Furthermore, though Zhao and her co-writers Patrick Burleigh and Ryan and Kaz Firpo do pay much attention to building up their main characters, I must say that some of dramatic elements among the main characters do not work as well as intended. As many of you know, the movie has drawn lots of attention for having the first sex scene in the MCU franchise, but that scene is just, paraphrasing what my old friend/mentor Roger Ebert once said in a certain one-star review, your average rumpy-pumpy scene limited by its PG-13 rating, and it does not add anything particularly substantial to the developing relationship between those two main characters in question.
Anyway, the cast members of the film have a fairly good chemistry among them. As Gemma Chan dutifully holds the center as required, her fellow cast members fill their respective spots as demanded, and Angelina Jolie and Salma Hayek demonstrate again that they have lost any of their talent and presence yet. While Richard Madden and Lia McHugh are well-cast in their respective roles, Kumail Nanjiani, Don Lee, Lauren Ridloff, Bryan Tyree Henry, and Barry Keoghan contribute some colorful personality to the film in each own way, and you may be amused a bit by when Kit Harrington, who plays Sersi’s human boyfriend, briefly shares the screen with Madden, who once appeared along with Harrington in HBO TV drama series “Game of Thrones”.

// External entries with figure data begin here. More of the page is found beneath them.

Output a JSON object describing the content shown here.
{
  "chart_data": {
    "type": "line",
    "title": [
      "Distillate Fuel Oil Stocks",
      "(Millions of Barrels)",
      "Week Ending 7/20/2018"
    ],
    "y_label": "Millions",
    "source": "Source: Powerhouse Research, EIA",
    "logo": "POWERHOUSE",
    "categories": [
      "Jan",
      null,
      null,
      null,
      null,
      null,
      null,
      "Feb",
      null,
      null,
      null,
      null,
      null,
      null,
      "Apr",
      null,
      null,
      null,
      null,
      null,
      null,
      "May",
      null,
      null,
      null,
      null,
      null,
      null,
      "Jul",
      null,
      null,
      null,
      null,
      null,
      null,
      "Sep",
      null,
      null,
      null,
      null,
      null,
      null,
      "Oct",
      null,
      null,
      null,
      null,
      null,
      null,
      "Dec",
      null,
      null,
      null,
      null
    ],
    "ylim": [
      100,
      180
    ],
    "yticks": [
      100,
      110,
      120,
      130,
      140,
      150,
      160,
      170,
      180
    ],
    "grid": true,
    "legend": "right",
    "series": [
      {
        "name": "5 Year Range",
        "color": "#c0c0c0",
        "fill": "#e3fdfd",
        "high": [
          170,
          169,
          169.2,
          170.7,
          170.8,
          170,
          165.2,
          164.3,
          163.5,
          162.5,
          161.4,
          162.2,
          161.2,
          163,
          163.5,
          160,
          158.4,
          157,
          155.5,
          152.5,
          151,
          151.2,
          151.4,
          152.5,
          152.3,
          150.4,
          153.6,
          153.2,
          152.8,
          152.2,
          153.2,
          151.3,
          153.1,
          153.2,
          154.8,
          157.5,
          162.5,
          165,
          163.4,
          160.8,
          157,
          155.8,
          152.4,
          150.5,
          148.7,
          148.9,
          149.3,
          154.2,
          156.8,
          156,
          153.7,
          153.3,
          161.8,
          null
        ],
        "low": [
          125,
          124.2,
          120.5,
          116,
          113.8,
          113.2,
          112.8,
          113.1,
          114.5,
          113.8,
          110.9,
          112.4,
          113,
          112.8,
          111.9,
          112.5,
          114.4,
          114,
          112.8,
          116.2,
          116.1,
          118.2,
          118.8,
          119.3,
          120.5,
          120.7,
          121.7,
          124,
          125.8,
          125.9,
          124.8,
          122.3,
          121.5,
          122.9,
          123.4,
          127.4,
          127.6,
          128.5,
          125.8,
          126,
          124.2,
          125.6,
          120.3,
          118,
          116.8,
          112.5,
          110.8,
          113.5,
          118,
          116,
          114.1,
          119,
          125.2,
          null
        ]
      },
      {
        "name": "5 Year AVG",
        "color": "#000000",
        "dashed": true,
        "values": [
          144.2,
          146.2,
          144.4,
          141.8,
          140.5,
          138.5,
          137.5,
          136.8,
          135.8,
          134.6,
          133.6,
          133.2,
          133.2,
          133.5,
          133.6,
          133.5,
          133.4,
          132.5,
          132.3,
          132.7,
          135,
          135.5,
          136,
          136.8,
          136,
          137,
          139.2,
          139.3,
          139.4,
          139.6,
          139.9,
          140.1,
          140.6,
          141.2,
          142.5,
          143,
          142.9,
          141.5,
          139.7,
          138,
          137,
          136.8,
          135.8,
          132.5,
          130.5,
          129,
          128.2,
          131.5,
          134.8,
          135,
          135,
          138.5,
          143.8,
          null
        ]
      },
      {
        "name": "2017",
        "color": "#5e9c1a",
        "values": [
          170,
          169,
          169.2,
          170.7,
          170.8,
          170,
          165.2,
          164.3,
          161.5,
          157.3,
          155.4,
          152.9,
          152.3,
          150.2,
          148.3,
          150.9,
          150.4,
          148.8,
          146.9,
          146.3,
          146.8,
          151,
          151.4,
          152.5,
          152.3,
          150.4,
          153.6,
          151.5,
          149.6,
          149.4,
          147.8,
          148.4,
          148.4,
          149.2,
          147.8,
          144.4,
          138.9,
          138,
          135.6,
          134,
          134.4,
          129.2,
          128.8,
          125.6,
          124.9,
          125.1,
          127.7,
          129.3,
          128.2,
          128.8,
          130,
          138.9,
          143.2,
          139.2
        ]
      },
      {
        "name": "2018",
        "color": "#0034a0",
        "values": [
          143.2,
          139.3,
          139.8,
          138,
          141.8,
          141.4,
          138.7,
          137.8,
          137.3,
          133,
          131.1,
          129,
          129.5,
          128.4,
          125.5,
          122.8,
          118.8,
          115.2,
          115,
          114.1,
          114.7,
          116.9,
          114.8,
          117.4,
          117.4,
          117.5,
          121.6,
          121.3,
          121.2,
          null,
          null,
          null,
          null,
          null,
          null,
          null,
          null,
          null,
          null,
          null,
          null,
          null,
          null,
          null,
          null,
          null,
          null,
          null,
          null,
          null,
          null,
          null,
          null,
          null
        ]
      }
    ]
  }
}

In conclusion, “Eternals” does not impress me enough, but it is not the bottom of the MCU franchise at least (That is still “Thor” (2011) and its following 2013 sequel in my inconsequential opinion), and I do not deny that I had some good fun while watching and then writing about it. As movie critic Justin Chang aptly said in his LA Times review, this will probably be the least interesting work in Zhao’s remarkable filmmaking career even though it will possibly be regarded as one of the more interesting products in the MCU franchise during recent years, but she will surely move onto better things out there, and I hope that the MCU franchise will continue more genre experiments like this instead of reverting to its fed-up old ways.